The Later Ones Learned Nothing From the Earlier
What should have frightened them did not. The generation of the flood had the drowned generation of Enosh behind them, and looked at that grave and learned nothing. The men of renown the verse calls them, the men of the great name, and Rabbi Acha turned the phrase inside out. Children of churls, another verse calls such men, children of no name at all. So which was it, men of renown or men of no name? Both, and they were the same thing. They made the world a desolation, and the world made a desolation of them, and the only name they left behind was the sound of the place they had emptied.
God watched the wickedness swell. Not wickedness that held steady, but wickedness that grew, great and ever-growing, doubling on itself like the giants themselves. From the hour the sun rose until the hour it set there was no break in it, and the evil inclination renewed itself in every heart each morning the way hunger comes back no matter how a man ate the night before. Even its Maker had given up calling it anything kinder. He called it evil.
So God said the unbearable thing. He said He regretted having made the human being on the earth. And the sages noticed that the same word for regret also means comfort, the word a son uses when he comforts his grieving brothers and speaks to their hearts. God said, in effect, that He had done well to ready a grave for them. The grief and the resolve arrived in one breath.

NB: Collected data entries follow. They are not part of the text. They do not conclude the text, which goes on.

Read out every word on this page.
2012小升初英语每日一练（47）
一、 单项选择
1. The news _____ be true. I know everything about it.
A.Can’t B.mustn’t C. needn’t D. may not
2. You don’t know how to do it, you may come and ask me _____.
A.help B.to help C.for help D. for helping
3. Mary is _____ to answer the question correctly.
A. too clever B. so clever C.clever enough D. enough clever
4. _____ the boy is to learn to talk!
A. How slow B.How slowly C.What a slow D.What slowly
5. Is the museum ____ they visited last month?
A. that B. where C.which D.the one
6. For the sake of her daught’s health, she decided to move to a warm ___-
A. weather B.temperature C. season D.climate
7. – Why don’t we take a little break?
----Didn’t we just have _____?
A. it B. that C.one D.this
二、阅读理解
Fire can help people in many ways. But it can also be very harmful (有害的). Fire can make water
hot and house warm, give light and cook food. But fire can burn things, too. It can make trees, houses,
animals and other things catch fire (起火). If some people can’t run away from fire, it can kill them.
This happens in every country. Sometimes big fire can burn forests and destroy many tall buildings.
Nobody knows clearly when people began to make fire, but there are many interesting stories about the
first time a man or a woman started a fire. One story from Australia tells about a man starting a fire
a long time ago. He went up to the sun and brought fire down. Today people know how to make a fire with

The Man Who Would Not Let the Verdict Stand
Years on, when the same fire-and-water arithmetic of judgment came round again over the cities of the plain, one man refused to let it pass in silence. Abraham stood before the Judge and did the thing no one before him had dared, with ten generations between Noah and himself and not one of them willing to open his mouth in heaven's court.
"Far be it from You," Abraham said, and Rabbi Yudan heard in that soft word something hard. It is profane for You, he was saying. It is a fabrication. There is a desecration of Your own Name in it. "Will You sweep away the righteous with the wicked? Shall the Judge of all the earth not do justice?"
Then Abraham named the trap, and named it to God's face. "If You want a world, there can be no strict judgment. If You want strict judgment, there can be no world. You are holding the rope at both ends. You want the world to stand and You want every account settled, and You cannot have the two at once. Relent a little, or the world cannot bear its own weight."
The King Who Has No One Above Him
He pressed harder, because the cities were already smoking in the future. "A king of flesh and blood has someone over him," Abraham said. "A petition climbs from the duke to the prefect, from the prefect to the general, and there is always a higher court to overturn the lower. You have no court above You. There is no one to appeal to over Your head. And precisely because there is no one to restrain You, will You not restrain Yourself? Will You not do justice?"
God did not strike him for it. God said instead, "You have loved righteousness and hated wickedness." You loved to acquit My creatures and hated to condemn them, and for that, of all the ten generations, I spoke with no one but you. Two men in the world would later say almost the same words. Job said God destroys the blameless and the wicked alike, and Job was punished for it. Abraham said the same accusation and was rewarded, because Abraham said it to save the guilty and Job said it to indict the Judge. The sentence was identical. The heart underneath it was not, and heaven judges the heart.